Eric Ducker Rafael Pulido Music

Gus Seyffert began gigging when he was 15 years old, playing bass and making good money at a dinner theater in Kansas City that was putting on a production of Tony n’ Tina’s Wedding. Though he was almost flunking out of his arts-magnet high school, he was soon a part of ensembles in the city’s legendary jazz scene six or seven nights a week. These experiences would lay the foundations for the career he’s now built for himself as a respected studio and touring rock musician.

Now based out of the East Side of Los Angeles, Seyffert has played with artists including Sia, Norah Jones, Inara George and Ryan Adams. Behind the mixing board, he’s become part of a circle of respected producers like Greg Kurstin, Mike Andrews and Joey Waronker. He just wrapped up a four-year stretch on the road with the Black Keys and has joined Beck’s band.

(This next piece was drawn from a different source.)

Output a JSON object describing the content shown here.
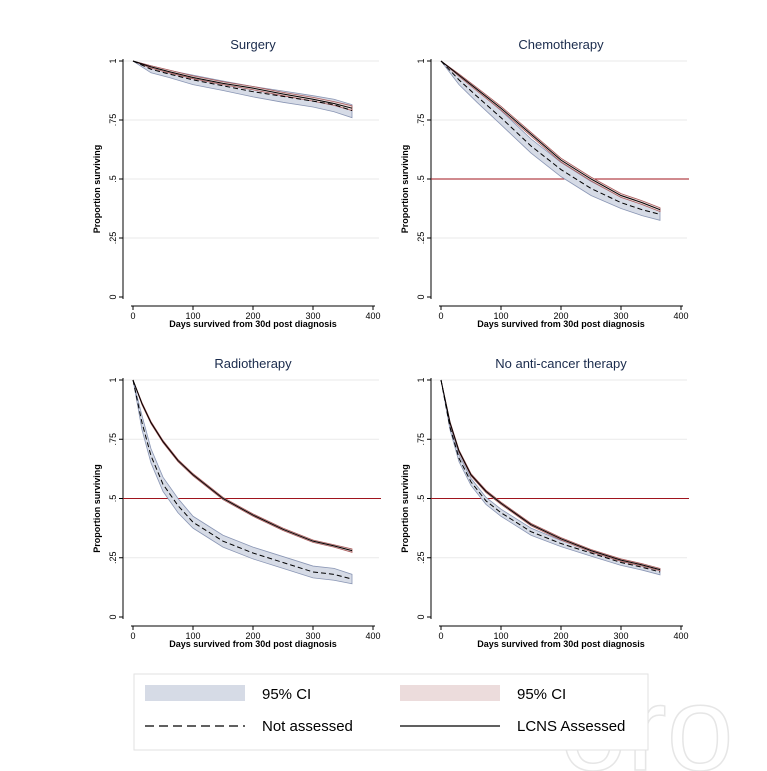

While jobs like these can be lucrative for a career musician, Seyffert has put back everything he’s earned into buying vintage and analog equipment to build up his own studio. It’s there that he produces and records for a number of acts, as well as his own group, Willoughby. “Finally, after 10 years or so, some of the stuff I’m doing is starting to get a little attention,” he says. Seyffert put together a compilation of mostly unreleased music for Citizens of Humanity that features the range of artists he has produced. There’s Jake Blanton, who went to that same magnet school in Kansas City, and has similarly taken session and touring work with folks like The Killers. Sean & Zander—two old punks whose résumés include Circle Jerks, The Weirdos and Throw Rag who are now playing Americana—contribute a song. And then you have Suzie Johannes, a librarian-looking lady from Lawrence, Kansas, who spent a week camping in Seyffert’s backyard and recording music.

 

 

These artists, plus more than half a dozen others, represent the myriad ways folks are trying to earn a living, keep creative and figure things out in today’s uncertain music industry. “A lot of artists don’t have a home,” says Seyffert. “There are no labels, nobody is putting any money into anything and it costs so much money to release music in a real way, so everybody keeps hoping that something is going to come along.”

Until then all Seyffert can do is keep playing and pressing records, documenting the people who come into his life and come through his studio. It sounds good, but let’s just try it again from the top.